A Bruxelles, ce sont les communes qui règlementent (ou pas) ces pratiques de plus en plus courantes. Sur le territoire de la Ville de Bruxelles, les chaufferettes au gaz sont interdites (1) … mais l’échevin du Commerce – Fabian Maingain – n’applique pas le règlement « tant qu’il n’y aura pas d’alternative » ? Quelle alternative pourrait bien permettre de chauffer la rue sans consommer d’énergie ? A part pédaler pour produire du courant, on ne voit d’autre solution que de fournir une couverture ou alors d’accueillir les consommateurs à l’intérieur des établissements.

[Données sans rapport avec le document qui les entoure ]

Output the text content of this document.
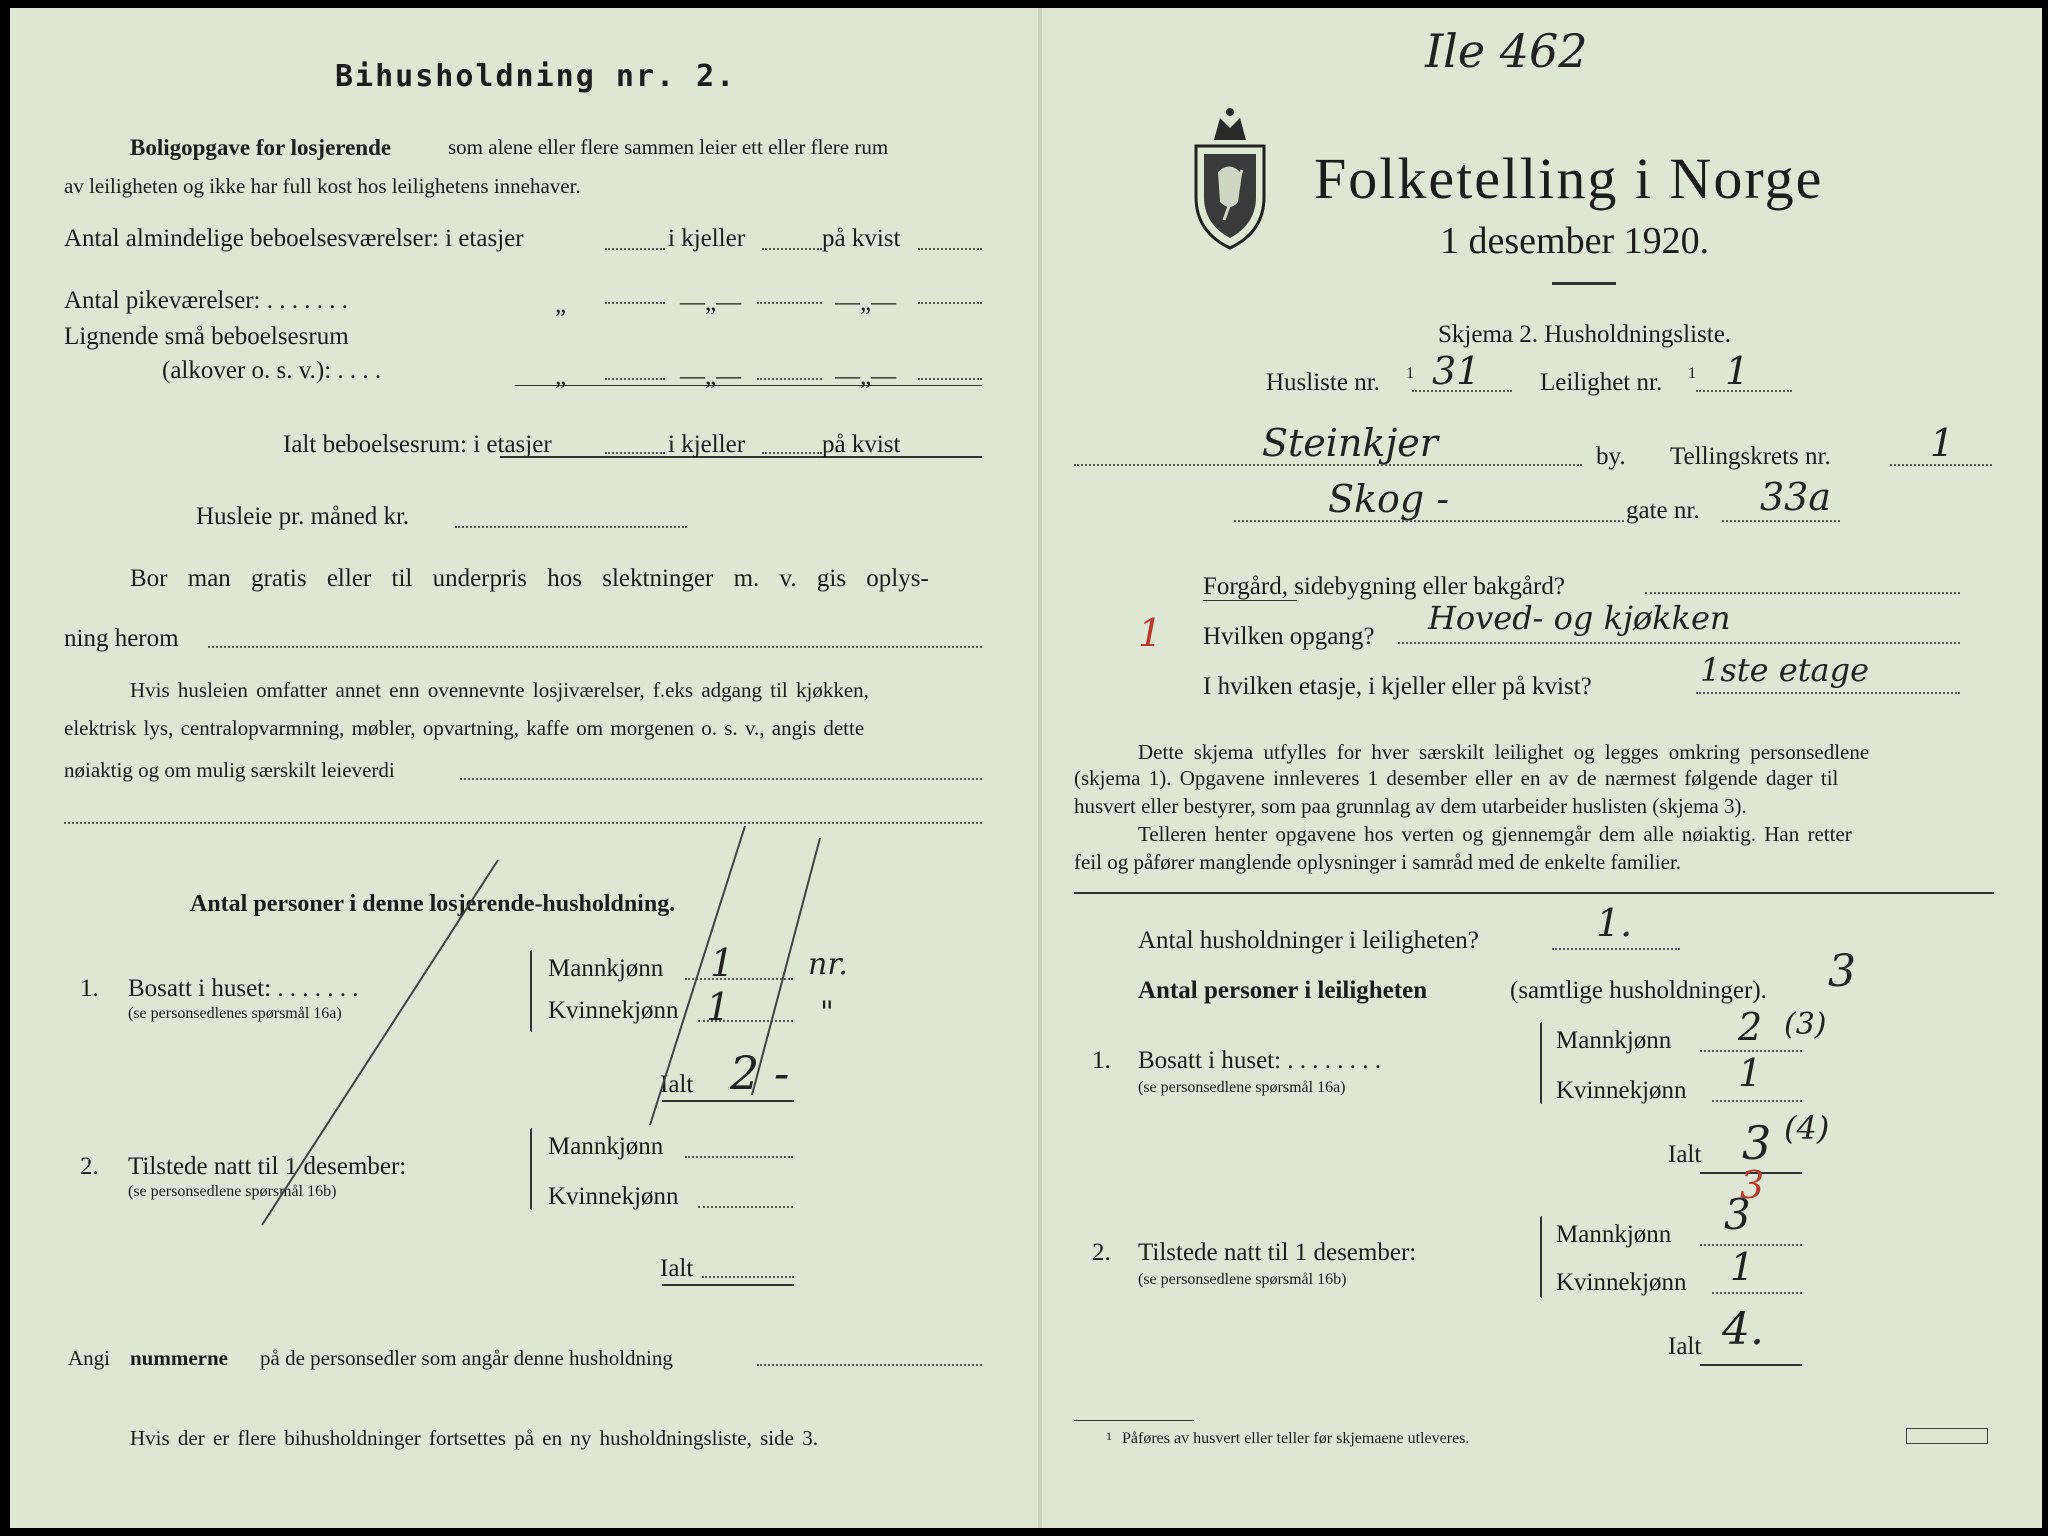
Ile 462
Bihusholdning nr. 2.
Boligopgave for losjerende	som alene eller flere sammen leier ett eller flere rum
av leiligheten og ikke har full kost hos leilighetens innehaver.
Antal almindelige beboelsesværelser: i etasjer	i kjeller	på kvist
Antal pikeværelser: . . . . . . .	„	—„—	—„—
Lignende små beboelsesrum
(alkover o. s. v.): . . . .	„	—„—	—„—
Ialt beboelsesrum: i etasjer	i kjeller	på kvist
Husleie pr. måned kr.
Bor man gratis eller til underpris hos slektninger m. v. gis oplys-
ning herom
Hvis husleien omfatter annet enn ovennevnte losjiværelser, f.eks adgang til kjøkken,
elektrisk lys, centralopvarmning, møbler, opvartning, kaffe om morgenen o. s. v., angis dette
nøiaktig og om mulig særskilt leieverdi
Antal personer i denne losjerende-husholdning.
1. Bosatt i huset: . . . . . . .
(se personsedlenes spørsmål 16a)
Mannkjønn 1 nr.
Kvinnekjønn 1	"
Ialt 2 -
2. Tilstede natt til 1 desember:
(se personsedlene spørsmål 16b)
Mannkjønn
Kvinnekjønn
Ialt
Angi nummerne på de personsedler som angår denne husholdning
Hvis der er flere bihusholdninger fortsettes på en ny husholdningsliste, side 3.
Folketelling i Norge
1 desember 1920.
Skjema 2. Husholdningsliste.
Husliste nr. 1 31 Leilighet nr. 1 1
Steinkjer	by. Tellingskrets nr.	1
Skog -	gate nr. 33a
Forgård, sidebygning eller bakgård?
1 Hvilken opgang? Hoved- og kjøkken
I hvilken etasje, i kjeller eller på kvist?	1ste etage
Dette skjema utfylles for hver særskilt leilighet og legges omkring personsedlene
(skjema 1). Opgavene innleveres 1 desember eller en av de nærmest følgende dager til
husvert eller bestyrer, som paa grunnlag av dem utarbeider huslisten (skjema 3).
Telleren henter opgavene hos verten og gjennemgår dem alle nøiaktig. Han retter
feil og påfører manglende oplysninger i samråd med de enkelte familier.
Antal husholdninger i leiligheten?	1.
Antal personer i leiligheten	(samtlige husholdninger). 3
1. Bosatt i huset: . . . . . . . .
(se personsedlene spørsmål 16a)
Mannkjønn 2 (3)
Kvinnekjønn 1
Ialt 3 (4)
3
2. Tilstede natt til 1 desember:
(se personsedlene spørsmål 16b)
Mannkjønn 3
Kvinnekjønn 1
Ialt 4.
1 Påføres av husvert eller teller før skjemaene utleveres.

Le Parlement européen s’est prononcé pour l’interdiction des systèmes de chauffe pour terrasses, mais son avis est non contraignant. Par contre, nous avons un ministre bruxellois du Climat et de l’Environnement – Alain Maron – n’est-ce pas à lui d’interdire, pour l’ensemble de la Région, ce genre de pratique énergivore ? A charge des zones de police d’en assurer l’application: fermer l’interrupteur ou le robinet. La ville de Rennes a déjà interdit ce type de chauffage et s’en explique ICI. La ville de Namur suivra en juin 2021 selon la RTBF et Woluwé Saint-Lambert veut étendre l’interdiction à tout son territoire.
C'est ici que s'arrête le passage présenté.